If the American press actually cared about the collapse of the press and the direct danger that poses to the health of our democracy, they would coordinate editorials explaining how digital giants like Google, Facebook and Twitter gutted their business, and turned them into providers of free content for social media platforms owned by tech oligarchs.

That the same corporations controlling our personal data and are now doing massive business with the intelligence and defense communities is an even more dire threat to our democracy. It raises the very real specter of information monopolies controlled by a combination of tech executives and unelected bureaucrats, who can shape public opinion and censor unwelcome thought through all-embracing algorithms. With that power they could track and defame dissenters from any official narrative through invasive 24-hour surveillance.

Why isn’t the press “resisting” the forces that truly endanger our free speech while threatening its own means of production? The legacy media blew a huge opportunity last week after Facebook and others “deplatformed” Alex Jones.

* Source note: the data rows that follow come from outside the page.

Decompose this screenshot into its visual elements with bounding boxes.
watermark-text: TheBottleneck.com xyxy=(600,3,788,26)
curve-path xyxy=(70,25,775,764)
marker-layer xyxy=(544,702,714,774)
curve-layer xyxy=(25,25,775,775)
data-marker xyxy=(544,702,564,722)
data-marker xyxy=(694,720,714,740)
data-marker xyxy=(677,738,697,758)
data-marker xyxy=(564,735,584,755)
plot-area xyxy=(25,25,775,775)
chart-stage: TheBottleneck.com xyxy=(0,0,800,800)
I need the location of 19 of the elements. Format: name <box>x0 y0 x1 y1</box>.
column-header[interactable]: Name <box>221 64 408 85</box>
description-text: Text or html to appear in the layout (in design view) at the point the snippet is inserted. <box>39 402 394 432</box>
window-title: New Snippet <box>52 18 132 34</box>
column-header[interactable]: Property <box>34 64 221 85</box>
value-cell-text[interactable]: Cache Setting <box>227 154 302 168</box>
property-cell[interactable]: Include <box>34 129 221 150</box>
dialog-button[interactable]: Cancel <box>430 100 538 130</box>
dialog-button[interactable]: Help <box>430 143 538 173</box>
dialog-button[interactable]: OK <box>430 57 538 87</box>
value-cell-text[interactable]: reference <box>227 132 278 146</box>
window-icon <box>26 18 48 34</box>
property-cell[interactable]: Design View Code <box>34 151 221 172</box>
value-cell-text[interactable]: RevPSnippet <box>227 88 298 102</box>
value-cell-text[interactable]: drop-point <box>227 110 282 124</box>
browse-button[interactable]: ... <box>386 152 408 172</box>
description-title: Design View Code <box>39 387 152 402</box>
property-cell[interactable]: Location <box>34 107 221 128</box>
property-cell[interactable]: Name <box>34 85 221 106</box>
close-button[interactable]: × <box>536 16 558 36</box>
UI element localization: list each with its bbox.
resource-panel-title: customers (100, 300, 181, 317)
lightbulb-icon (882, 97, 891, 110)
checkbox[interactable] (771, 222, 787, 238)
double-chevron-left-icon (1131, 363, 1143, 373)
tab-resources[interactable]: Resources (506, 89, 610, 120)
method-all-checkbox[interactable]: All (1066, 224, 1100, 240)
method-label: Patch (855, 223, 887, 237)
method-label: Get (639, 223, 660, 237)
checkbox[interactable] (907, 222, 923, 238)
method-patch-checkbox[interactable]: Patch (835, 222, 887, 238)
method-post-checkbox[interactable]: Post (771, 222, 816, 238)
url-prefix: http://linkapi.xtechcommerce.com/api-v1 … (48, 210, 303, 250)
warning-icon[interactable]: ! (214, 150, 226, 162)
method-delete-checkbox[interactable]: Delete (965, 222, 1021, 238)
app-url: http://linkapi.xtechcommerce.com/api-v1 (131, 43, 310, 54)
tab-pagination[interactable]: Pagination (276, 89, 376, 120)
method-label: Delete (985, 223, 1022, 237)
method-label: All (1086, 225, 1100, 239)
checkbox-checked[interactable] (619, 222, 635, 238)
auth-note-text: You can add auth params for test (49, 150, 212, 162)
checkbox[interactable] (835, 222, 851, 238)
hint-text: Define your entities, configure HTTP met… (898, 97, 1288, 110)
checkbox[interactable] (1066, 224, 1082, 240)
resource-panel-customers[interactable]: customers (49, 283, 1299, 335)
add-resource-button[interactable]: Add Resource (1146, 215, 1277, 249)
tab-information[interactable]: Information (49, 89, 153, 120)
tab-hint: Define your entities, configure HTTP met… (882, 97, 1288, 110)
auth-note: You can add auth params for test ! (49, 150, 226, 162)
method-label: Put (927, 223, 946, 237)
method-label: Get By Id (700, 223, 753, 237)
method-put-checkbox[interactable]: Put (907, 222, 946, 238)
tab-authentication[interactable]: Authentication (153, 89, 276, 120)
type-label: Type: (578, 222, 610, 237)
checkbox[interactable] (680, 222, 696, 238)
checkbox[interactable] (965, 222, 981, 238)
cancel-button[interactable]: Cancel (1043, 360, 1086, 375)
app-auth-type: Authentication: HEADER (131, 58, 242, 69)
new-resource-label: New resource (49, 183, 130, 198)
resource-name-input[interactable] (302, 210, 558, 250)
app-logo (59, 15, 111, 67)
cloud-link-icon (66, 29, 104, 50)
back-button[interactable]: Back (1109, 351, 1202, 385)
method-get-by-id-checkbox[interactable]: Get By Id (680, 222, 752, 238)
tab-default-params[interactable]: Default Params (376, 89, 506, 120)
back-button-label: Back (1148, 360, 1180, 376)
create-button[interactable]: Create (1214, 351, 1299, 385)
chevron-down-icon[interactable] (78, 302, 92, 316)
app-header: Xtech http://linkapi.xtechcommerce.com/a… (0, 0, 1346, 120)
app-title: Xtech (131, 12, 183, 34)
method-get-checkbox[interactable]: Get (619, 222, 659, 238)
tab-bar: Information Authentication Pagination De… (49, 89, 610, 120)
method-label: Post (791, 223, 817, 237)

Conservatives and free speech activists argued that Jones’ first amendment rights were violated, warning that this was simply the first step in a more comprehensive regime of censorship. Nonsense, countered many on the left. Private enterprise is under no obligation to provide Jones or anyone with a platform.

That’s true. But if you’re going to make editorial choices—for instance, by excising Jones’ conspiracy theories while choosing to disseminate others—you should not enjoy the exemptions allowed by section 230.

What we call the “press” bears little resemblance to the institution that became a kind of unelected branch of government in 20th-century America. For the most part, it now acts as an extension of the seamy world of Washington, D.C. operatives-for-hire and partisan campaign propaganda.

The future of the press is bleak. Those who were once journalists are poised to vie for the favor of the social media giants, political operatives, and intelligence and defense bureaucrats whose decisions will shape our polity. Oh yes, Facebook, you did exactly the right thing by sending Alex Jones down the memory hole—and please don’t let me be next. Who were once journalists are now courtiers, a retinue chosen to defend, and obscure, the interests of tech oligarchs at the expense of the American public.

Or never mind, have it your way: Brave warriors of print and broadcast media. Dig deeper trenches—Resist!